In the second approach, we utilized VGG-19 to construct a deep neural network model so as to extract the content of the reference images and then transfer both features to the target grayscale lung CT images. In order to gain the input reference images, we designed a feature space in accordance with the filter response of each layer of the VGG-19 network to capture textural information. It consists of the correspondence among various filter responses within the spatial domain of the feature map. We find that lamb images as the reference have more beneficial than the rest of meat images because of a few modifications in the original image.
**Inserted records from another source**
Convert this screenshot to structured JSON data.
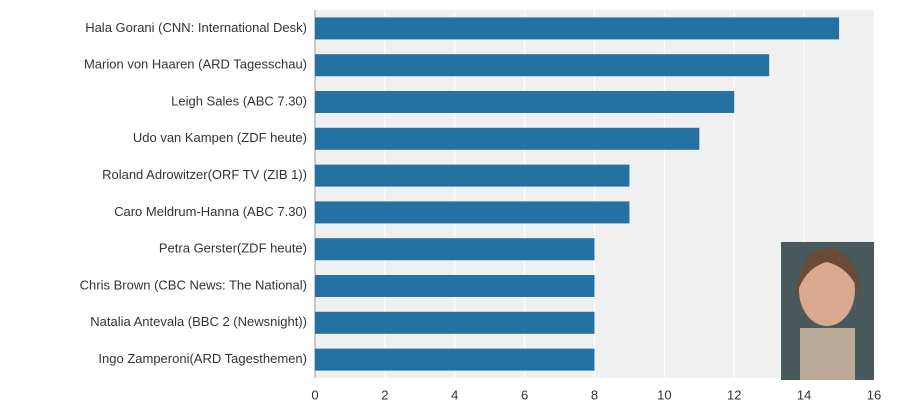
{
  "chart_data": {
    "type": "bar",
    "orientation": "horizontal",
    "categories": [
      "Hala Gorani (CNN: International Desk)",
      "Marion von Haaren (ARD Tagesschau)",
      "Leigh Sales (ABC 7.30)",
      "Udo van Kampen (ZDF heute)",
      "Roland Adrowitzer(ORF TV (ZIB 1))",
      "Caro Meldrum-Hanna  (ABC 7.30)",
      "Petra Gerster(ZDF heute)",
      "Chris Brown (CBC News: The National)",
      "Natalia Antevala (BBC 2 (Newsnight))",
      "Ingo Zamperoni(ARD Tagesthemen)"
    ],
    "values": [
      15,
      13,
      12,
      11,
      9,
      9,
      8,
      8,
      8,
      8
    ],
    "color": "#2471a3",
    "xlim": [
      0,
      16
    ],
    "xticks": [
      0,
      2,
      4,
      6,
      8,
      10,
      12,
      14,
      16
    ],
    "grid": true
  }
}
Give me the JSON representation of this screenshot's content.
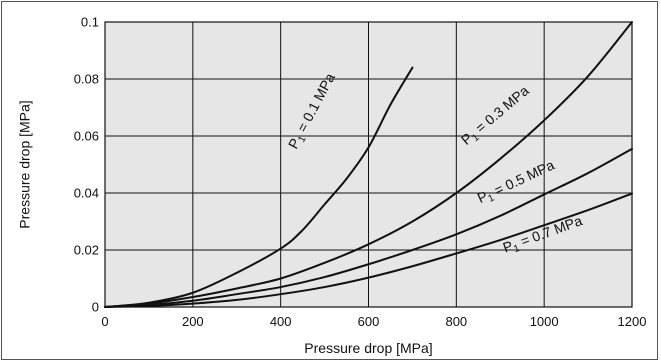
{
  "chart_data": {
    "type": "line",
    "xlabel": "Pressure drop [MPa]",
    "ylabel": "Pressure drop [MPa]",
    "xlim": [
      0,
      1200
    ],
    "ylim": [
      0,
      0.1
    ],
    "x_ticks": [
      "0",
      "200",
      "400",
      "600",
      "800",
      "1000",
      "1200"
    ],
    "y_ticks": [
      "0",
      "0.02",
      "0.04",
      "0.06",
      "0.08",
      "0.1"
    ],
    "x_tick_values": [
      0,
      200,
      400,
      600,
      800,
      1000,
      1200
    ],
    "y_tick_values": [
      0,
      0.02,
      0.04,
      0.06,
      0.08,
      0.1
    ],
    "grid": true,
    "plot_background": "#e6e6e6",
    "line_color": "#111111",
    "series": [
      {
        "name": "P1 = 0.1 MPa",
        "label_main": "P",
        "label_sub": "1",
        "label_rest": " = 0.1 MPa",
        "label_anchor": [
          480,
          0.068
        ],
        "label_angle_deg": -62,
        "points": [
          [
            0,
            0
          ],
          [
            100,
            0.0015
          ],
          [
            200,
            0.005
          ],
          [
            300,
            0.012
          ],
          [
            400,
            0.0205
          ],
          [
            450,
            0.027
          ],
          [
            500,
            0.036
          ],
          [
            550,
            0.045
          ],
          [
            600,
            0.056
          ],
          [
            650,
            0.071
          ],
          [
            700,
            0.084
          ]
        ]
      },
      {
        "name": "P1 = 0.3 MPa",
        "label_main": "P",
        "label_sub": "1",
        "label_rest": " = 0.3 MPa",
        "label_anchor": [
          895,
          0.066
        ],
        "label_angle_deg": -40,
        "points": [
          [
            0,
            0
          ],
          [
            100,
            0.0012
          ],
          [
            200,
            0.0035
          ],
          [
            300,
            0.0065
          ],
          [
            400,
            0.01
          ],
          [
            500,
            0.0155
          ],
          [
            600,
            0.022
          ],
          [
            700,
            0.03
          ],
          [
            800,
            0.04
          ],
          [
            900,
            0.052
          ],
          [
            1000,
            0.0655
          ],
          [
            1100,
            0.081
          ],
          [
            1200,
            0.1
          ]
        ]
      },
      {
        "name": "P1 = 0.5 MPa",
        "label_main": "P",
        "label_sub": "1",
        "label_rest": " = 0.5 MPa",
        "label_anchor": [
          940,
          0.0425
        ],
        "label_angle_deg": -25,
        "points": [
          [
            0,
            0
          ],
          [
            100,
            0.0007
          ],
          [
            200,
            0.0022
          ],
          [
            300,
            0.0045
          ],
          [
            400,
            0.007
          ],
          [
            500,
            0.0105
          ],
          [
            600,
            0.015
          ],
          [
            700,
            0.02
          ],
          [
            800,
            0.0255
          ],
          [
            900,
            0.032
          ],
          [
            1000,
            0.0395
          ],
          [
            1100,
            0.047
          ],
          [
            1200,
            0.0555
          ]
        ]
      },
      {
        "name": "P1 = 0.7 MPa",
        "label_main": "P",
        "label_sub": "1",
        "label_rest": " = 0.7 MPa",
        "label_anchor": [
          1000,
          0.024
        ],
        "label_angle_deg": -20,
        "points": [
          [
            0,
            0
          ],
          [
            100,
            0.0004
          ],
          [
            200,
            0.0012
          ],
          [
            300,
            0.0025
          ],
          [
            400,
            0.0045
          ],
          [
            500,
            0.007
          ],
          [
            600,
            0.0103
          ],
          [
            700,
            0.0143
          ],
          [
            800,
            0.0188
          ],
          [
            900,
            0.0235
          ],
          [
            1000,
            0.0287
          ],
          [
            1100,
            0.034
          ],
          [
            1200,
            0.0398
          ]
        ]
      }
    ]
  }
}
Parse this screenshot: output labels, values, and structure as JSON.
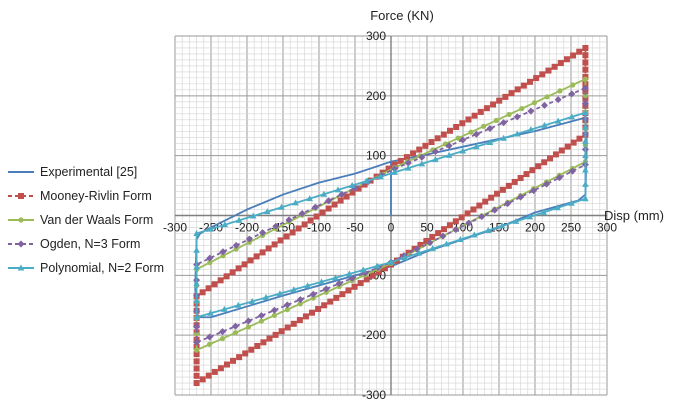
{
  "chart_data": {
    "type": "line",
    "title": "",
    "xlabel": "Disp (mm)",
    "ylabel": "Force (KN)",
    "xlim": [
      -300,
      300
    ],
    "ylim": [
      -300,
      300
    ],
    "x_ticks": [
      -300,
      -250,
      -200,
      -150,
      -100,
      -50,
      0,
      50,
      100,
      150,
      200,
      250,
      300
    ],
    "y_ticks": [
      -300,
      -200,
      -100,
      0,
      100,
      200,
      300
    ],
    "grid": true,
    "legend_position": "left",
    "series": [
      {
        "name": "Experimental [25]",
        "color": "#4a7ebb",
        "marker": "none",
        "dash": "solid",
        "x": [
          0,
          0,
          0,
          50,
          100,
          150,
          200,
          265,
          270,
          272,
          270,
          260,
          200,
          150,
          100,
          50,
          0,
          -50,
          -100,
          -150,
          -200,
          -250,
          -265,
          -270,
          -272,
          -270,
          -265,
          -250,
          -200,
          -150,
          -100,
          -50,
          0,
          5,
          10
        ],
        "y": [
          0,
          75,
          90,
          102,
          115,
          128,
          141,
          162,
          165,
          120,
          35,
          25,
          5,
          -20,
          -40,
          -60,
          -85,
          -100,
          -117,
          -134,
          -152,
          -170,
          -170,
          -165,
          -120,
          -40,
          -30,
          -20,
          10,
          35,
          55,
          70,
          90,
          82,
          80
        ]
      },
      {
        "name": "Mooney-Rivlin Form",
        "color": "#c0504d",
        "marker": "square",
        "dash": "dashed",
        "x": [
          5,
          270,
          270,
          0,
          -270,
          -270,
          5
        ],
        "y": [
          85,
          280,
          135,
          -82,
          -280,
          -135,
          85
        ]
      },
      {
        "name": "Van der Waals Form",
        "color": "#9bbb59",
        "marker": "circle",
        "dash": "solid",
        "x": [
          5,
          270,
          270,
          0,
          -270,
          -270,
          5
        ],
        "y": [
          80,
          228,
          90,
          -80,
          -225,
          -90,
          80
        ]
      },
      {
        "name": "Ogden, N=3 Form",
        "color": "#8064a2",
        "marker": "diamond",
        "dash": "dashed",
        "x": [
          5,
          270,
          270,
          0,
          -270,
          -270,
          5
        ],
        "y": [
          78,
          213,
          85,
          -78,
          -212,
          -82,
          78
        ]
      },
      {
        "name": "Polynomial, N=2 Form",
        "color": "#4bacc6",
        "marker": "triangle",
        "dash": "solid",
        "x": [
          5,
          270,
          270,
          0,
          -270,
          -270,
          5
        ],
        "y": [
          72,
          172,
          28,
          -78,
          -170,
          -30,
          72
        ]
      }
    ]
  }
}
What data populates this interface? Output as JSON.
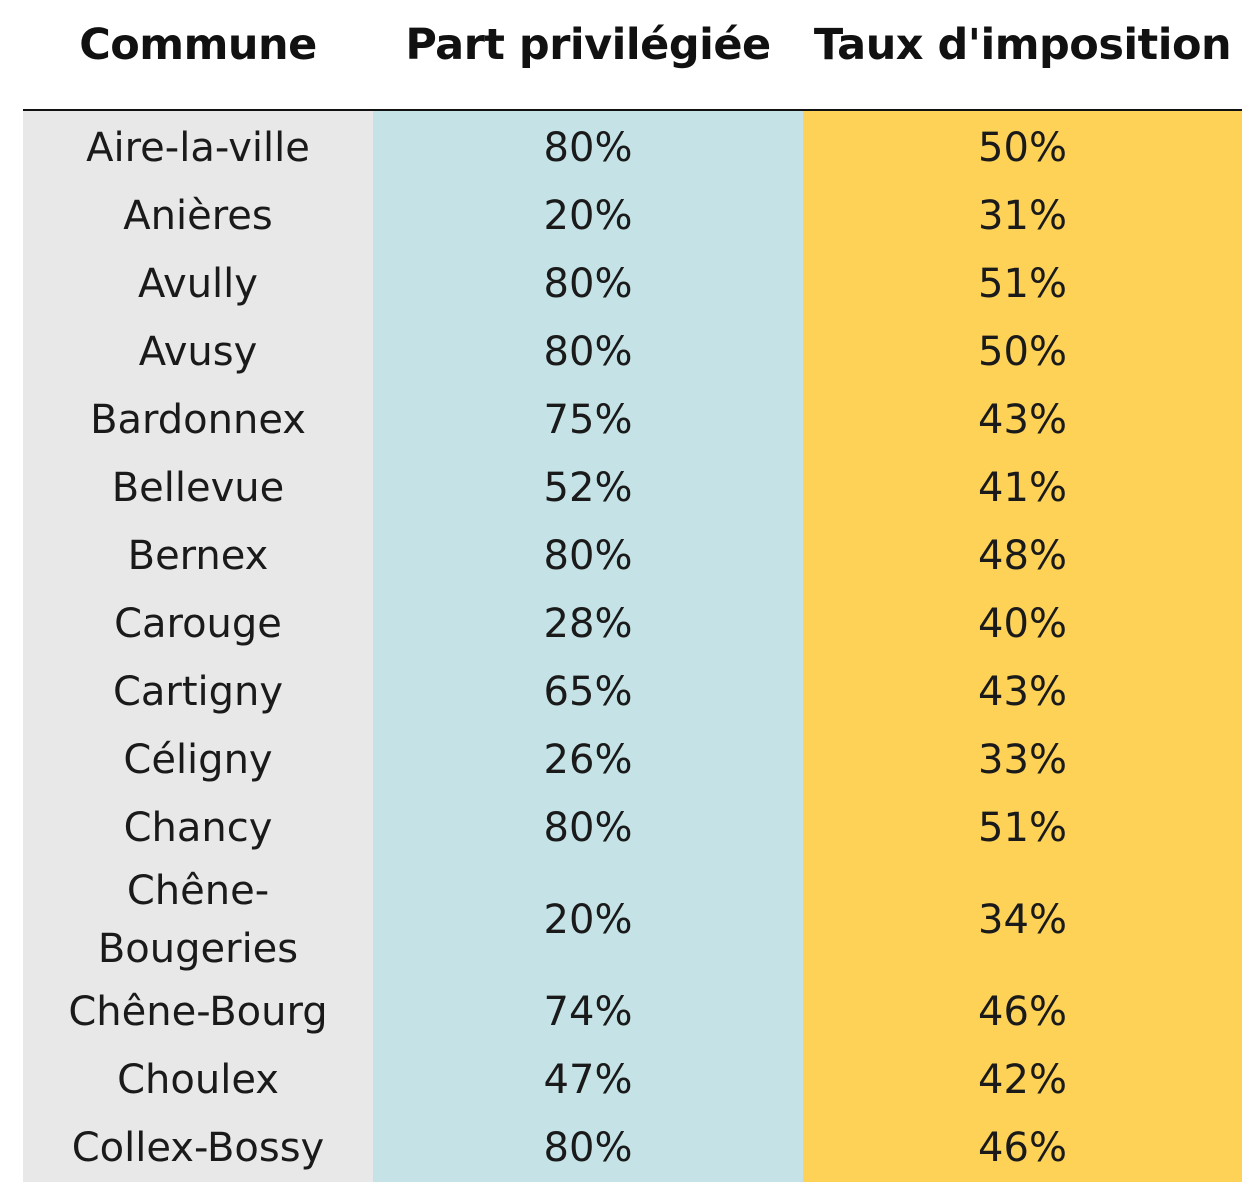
{
  "headers": {
    "commune": "Commune",
    "part": "Part privilégiée",
    "taux": "Taux d'imposition"
  },
  "colors": {
    "commune_bg": "#e8e8e8",
    "part_bg": "#c5e3e6",
    "taux_bg": "#fdd256"
  },
  "rows": [
    {
      "commune": "Aire-la-ville",
      "part": "80%",
      "taux": "50%"
    },
    {
      "commune": "Anières",
      "part": "20%",
      "taux": "31%"
    },
    {
      "commune": "Avully",
      "part": "80%",
      "taux": "51%"
    },
    {
      "commune": "Avusy",
      "part": "80%",
      "taux": "50%"
    },
    {
      "commune": "Bardonnex",
      "part": "75%",
      "taux": "43%"
    },
    {
      "commune": "Bellevue",
      "part": "52%",
      "taux": "41%"
    },
    {
      "commune": "Bernex",
      "part": "80%",
      "taux": "48%"
    },
    {
      "commune": "Carouge",
      "part": "28%",
      "taux": "40%"
    },
    {
      "commune": "Cartigny",
      "part": "65%",
      "taux": "43%"
    },
    {
      "commune": "Céligny",
      "part": "26%",
      "taux": "33%"
    },
    {
      "commune": "Chancy",
      "part": "80%",
      "taux": "51%"
    },
    {
      "commune": "Chêne-Bougeries",
      "commune_line1": "Chêne-",
      "commune_line2": "Bougeries",
      "part": "20%",
      "taux": "34%"
    },
    {
      "commune": "Chêne-Bourg",
      "part": "74%",
      "taux": "46%"
    },
    {
      "commune": "Choulex",
      "part": "47%",
      "taux": "42%"
    },
    {
      "commune": "Collex-Bossy",
      "part": "80%",
      "taux": "46%"
    }
  ]
}
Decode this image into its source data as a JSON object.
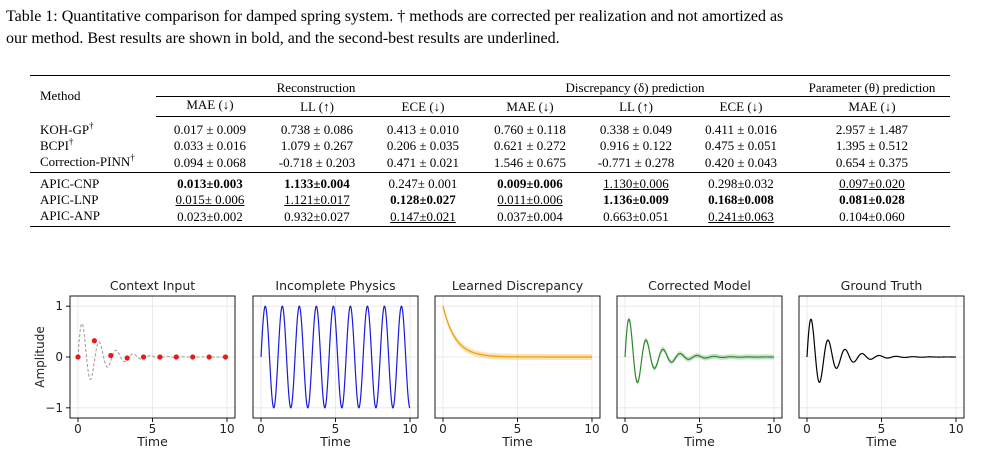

Furthermore, the reference image is directly related to the generated lung CT images. Eventually, through comparing these two methods, we discovered that the hybrid method gains more favourable outcomes than the fully automatic method either from a human visual system or scientific computations (PSNR and SSIM).

Overall, the hybrid method with the reference images generated more realistic outcomes compared to other two approaches because the colours of the colorized lung CT images resemble the original human lung colour. Furthermore, from the results of PSNR and SSIM, there are not obvious variations compared to the original images. Naturally, human visual system conforms to our results as the necessary reference.

In future experiments, regarding the configuration of the model, we would like to propose deep neural networks as the training models for colorizing grayscale lung CT images. Meanwhile, we will increase the training samples for various models in terms of quantity and quantity. Wang [29].